OAKLAND TOWNSHIP, Mich. — Beneath a pool, under a horse farm, and now a weed-grown field north of Detroit. For at least the third time in a decade, FBI agents grabbed shovels and combed through dirt and mud in the search for Jimmy Hoffa’s remains or clues to the disappearance of the former Teamsters boss.
Once again, the search was futile.
“Certainly, we’re disappointed,” Detroit FBI chief Robert Foley told reporters Wednesday as authorities wrapped up another excavation that failed to turn up anything linked to Hoffa, who has been missing since 1975.
Many think Hoffa ran afoul of the mob and was killed.
“Right now the case remains open,” Foley said. “At this point, if we do get logical leads and enough probable cause that warrant the resources to do an investigation, then we’ll continue to do so.”
The latest search for Hoffa’s remains was prompted by a tip from reputed former Mafia captain Tony Zerilli. About 40 FBI agents searched a small field surrounded by trees and a gravel road in Oakland Township. With the aid of a backhoe, they spent about 10 hours in the field on Monday and another 10 Tuesday before calling it quits about 10:30 a.m. Wednesday.
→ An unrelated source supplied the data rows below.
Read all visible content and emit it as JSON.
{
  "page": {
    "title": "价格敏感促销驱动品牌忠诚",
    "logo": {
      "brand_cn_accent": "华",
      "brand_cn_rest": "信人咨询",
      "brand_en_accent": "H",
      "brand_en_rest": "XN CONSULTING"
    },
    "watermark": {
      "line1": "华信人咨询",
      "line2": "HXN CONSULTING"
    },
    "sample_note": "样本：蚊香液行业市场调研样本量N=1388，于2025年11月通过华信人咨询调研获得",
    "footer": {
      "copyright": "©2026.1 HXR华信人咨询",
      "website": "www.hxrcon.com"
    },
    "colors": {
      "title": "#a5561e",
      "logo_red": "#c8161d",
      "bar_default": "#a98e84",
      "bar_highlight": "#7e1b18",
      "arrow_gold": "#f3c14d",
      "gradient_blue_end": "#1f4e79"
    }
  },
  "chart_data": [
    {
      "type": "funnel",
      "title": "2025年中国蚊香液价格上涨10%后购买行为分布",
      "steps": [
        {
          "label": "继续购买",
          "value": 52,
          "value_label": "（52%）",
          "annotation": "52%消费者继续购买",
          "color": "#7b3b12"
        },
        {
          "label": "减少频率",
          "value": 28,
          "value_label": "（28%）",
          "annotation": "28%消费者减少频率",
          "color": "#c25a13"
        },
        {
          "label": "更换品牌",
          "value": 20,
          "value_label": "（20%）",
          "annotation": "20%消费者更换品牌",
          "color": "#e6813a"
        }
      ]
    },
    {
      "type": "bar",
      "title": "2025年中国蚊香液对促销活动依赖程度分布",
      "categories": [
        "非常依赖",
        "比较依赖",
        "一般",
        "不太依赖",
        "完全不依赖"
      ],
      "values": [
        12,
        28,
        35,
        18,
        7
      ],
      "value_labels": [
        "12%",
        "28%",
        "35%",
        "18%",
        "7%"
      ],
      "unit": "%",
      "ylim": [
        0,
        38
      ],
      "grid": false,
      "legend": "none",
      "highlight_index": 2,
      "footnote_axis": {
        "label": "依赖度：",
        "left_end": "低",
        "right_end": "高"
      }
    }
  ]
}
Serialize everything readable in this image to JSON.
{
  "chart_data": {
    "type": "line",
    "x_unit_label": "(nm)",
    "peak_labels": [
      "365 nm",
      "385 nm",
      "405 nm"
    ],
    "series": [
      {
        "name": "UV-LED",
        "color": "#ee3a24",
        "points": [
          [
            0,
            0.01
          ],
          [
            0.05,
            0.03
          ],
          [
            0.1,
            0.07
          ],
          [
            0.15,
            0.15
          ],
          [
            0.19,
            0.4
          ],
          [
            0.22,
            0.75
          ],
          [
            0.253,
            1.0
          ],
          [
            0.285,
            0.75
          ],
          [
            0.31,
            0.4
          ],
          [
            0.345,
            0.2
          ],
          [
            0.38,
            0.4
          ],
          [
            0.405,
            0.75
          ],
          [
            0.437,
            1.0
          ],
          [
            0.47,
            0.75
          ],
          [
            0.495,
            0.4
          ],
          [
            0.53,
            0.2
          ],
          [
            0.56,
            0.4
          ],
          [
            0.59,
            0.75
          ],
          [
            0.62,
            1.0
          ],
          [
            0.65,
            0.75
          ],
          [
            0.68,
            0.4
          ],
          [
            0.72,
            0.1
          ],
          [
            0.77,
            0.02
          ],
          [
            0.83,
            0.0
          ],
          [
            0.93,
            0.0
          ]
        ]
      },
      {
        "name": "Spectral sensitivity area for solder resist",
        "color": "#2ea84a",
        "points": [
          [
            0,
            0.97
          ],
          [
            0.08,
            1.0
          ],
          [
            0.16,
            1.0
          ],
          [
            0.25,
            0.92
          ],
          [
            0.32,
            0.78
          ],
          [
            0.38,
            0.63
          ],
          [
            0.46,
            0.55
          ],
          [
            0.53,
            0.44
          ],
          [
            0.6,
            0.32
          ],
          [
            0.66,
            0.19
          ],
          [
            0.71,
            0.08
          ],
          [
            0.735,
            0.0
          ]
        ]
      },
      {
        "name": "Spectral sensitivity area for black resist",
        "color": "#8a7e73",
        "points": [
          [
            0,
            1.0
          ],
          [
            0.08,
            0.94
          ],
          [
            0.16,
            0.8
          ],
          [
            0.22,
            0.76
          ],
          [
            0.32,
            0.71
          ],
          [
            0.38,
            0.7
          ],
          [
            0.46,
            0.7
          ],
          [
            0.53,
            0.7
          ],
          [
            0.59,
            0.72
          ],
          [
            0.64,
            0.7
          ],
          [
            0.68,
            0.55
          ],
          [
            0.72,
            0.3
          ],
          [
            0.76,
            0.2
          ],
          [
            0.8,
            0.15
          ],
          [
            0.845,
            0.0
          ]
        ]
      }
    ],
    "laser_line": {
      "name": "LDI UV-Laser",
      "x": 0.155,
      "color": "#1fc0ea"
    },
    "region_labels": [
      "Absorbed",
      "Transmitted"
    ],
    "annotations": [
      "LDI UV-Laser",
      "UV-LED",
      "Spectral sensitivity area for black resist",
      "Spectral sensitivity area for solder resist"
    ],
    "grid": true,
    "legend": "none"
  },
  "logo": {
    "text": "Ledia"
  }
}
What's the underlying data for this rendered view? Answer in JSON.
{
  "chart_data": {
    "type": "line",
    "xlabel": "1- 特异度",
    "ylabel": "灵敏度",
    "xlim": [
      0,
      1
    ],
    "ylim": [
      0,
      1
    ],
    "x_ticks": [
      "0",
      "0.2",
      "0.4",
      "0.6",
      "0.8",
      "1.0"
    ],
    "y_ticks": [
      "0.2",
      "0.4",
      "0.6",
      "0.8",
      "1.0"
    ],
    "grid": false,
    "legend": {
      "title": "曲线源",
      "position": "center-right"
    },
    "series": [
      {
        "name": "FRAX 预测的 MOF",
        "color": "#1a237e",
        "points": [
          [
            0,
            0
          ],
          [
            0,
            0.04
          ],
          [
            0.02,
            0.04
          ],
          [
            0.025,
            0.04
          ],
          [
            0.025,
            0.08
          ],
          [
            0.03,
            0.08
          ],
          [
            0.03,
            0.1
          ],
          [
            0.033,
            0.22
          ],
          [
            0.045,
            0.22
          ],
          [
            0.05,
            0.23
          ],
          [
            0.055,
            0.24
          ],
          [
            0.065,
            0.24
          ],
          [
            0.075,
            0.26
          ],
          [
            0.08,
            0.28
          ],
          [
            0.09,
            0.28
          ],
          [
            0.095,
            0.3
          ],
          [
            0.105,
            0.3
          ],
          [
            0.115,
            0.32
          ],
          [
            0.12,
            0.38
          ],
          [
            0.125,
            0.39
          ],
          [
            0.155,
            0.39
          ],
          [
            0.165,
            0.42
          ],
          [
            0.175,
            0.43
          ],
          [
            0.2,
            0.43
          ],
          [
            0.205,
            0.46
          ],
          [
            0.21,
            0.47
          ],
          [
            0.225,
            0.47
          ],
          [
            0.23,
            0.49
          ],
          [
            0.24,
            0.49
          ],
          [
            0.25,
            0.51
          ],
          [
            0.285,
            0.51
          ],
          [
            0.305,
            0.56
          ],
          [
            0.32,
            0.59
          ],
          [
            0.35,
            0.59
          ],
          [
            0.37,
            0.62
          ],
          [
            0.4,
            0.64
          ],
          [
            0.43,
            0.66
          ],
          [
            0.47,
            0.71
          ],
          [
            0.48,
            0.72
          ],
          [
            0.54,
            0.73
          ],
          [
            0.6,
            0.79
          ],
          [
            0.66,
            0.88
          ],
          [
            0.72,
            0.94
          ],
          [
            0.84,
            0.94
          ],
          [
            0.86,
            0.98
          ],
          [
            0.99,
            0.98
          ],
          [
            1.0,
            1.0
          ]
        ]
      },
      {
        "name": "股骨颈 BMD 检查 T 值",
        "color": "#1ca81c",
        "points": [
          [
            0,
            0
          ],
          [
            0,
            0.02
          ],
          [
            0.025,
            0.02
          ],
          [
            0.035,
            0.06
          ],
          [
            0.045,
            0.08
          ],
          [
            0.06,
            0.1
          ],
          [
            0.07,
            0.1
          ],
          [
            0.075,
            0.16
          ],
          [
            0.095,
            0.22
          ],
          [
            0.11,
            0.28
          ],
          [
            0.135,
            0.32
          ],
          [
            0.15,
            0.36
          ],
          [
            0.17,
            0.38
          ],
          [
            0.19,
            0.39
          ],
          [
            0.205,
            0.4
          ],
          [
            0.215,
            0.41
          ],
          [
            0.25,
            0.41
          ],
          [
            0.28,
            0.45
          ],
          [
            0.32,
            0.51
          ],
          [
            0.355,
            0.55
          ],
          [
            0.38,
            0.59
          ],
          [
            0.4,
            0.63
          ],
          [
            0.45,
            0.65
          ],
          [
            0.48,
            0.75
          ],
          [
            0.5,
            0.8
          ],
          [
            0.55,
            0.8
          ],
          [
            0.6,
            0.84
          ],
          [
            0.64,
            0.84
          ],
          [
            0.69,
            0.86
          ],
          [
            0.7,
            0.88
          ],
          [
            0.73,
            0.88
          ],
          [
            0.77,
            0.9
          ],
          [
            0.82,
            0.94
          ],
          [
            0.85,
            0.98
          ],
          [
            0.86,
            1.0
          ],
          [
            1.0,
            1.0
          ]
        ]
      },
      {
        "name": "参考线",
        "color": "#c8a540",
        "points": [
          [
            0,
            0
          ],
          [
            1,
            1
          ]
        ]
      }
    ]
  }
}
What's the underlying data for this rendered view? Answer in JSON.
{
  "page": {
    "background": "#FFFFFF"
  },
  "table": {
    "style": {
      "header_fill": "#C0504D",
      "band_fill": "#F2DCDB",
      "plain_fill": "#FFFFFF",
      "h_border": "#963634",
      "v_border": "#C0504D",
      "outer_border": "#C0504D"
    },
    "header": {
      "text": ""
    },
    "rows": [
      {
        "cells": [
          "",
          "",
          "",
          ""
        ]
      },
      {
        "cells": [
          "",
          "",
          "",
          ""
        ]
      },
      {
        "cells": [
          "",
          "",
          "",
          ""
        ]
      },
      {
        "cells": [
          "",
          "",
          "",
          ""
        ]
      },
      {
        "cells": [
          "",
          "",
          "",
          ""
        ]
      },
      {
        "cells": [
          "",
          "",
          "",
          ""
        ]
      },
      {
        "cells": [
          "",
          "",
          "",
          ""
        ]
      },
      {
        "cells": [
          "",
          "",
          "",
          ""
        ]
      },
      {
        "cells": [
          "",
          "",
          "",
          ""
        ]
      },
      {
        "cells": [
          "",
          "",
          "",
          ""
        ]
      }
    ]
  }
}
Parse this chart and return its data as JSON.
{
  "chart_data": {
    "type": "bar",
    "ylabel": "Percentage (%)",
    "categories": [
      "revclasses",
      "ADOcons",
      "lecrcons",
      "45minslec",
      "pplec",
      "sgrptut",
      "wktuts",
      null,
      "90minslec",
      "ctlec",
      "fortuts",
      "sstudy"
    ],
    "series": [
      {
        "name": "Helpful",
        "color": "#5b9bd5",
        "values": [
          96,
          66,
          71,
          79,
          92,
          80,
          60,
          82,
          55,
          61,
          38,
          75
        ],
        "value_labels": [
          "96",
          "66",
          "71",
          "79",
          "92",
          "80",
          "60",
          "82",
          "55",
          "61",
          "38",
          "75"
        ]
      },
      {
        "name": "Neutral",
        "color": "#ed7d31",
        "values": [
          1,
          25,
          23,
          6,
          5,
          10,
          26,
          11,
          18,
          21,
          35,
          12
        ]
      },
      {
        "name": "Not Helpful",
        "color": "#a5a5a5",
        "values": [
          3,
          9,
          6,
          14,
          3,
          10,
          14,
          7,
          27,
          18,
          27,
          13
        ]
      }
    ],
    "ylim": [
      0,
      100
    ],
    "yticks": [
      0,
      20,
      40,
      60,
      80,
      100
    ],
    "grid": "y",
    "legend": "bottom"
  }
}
Hoffa was last seen on July 30, 1975, when he was to meet with reputed Detroit mob enforcer Anthony “Tony Jack” Giacalone and alleged New Jersey mob figure Anthony “Tony Pro” Provenzano at a restaurant in Bloomfield Township, north of Detroit. Hoffa, 62, never was seen or heard from again.
Other theories have suggested Hoffa was entombed in concrete at Giants Stadium in New Jersey, ground up and thrown in a Florida swamp, or obliterated in a mob-owned fat-rendering plant.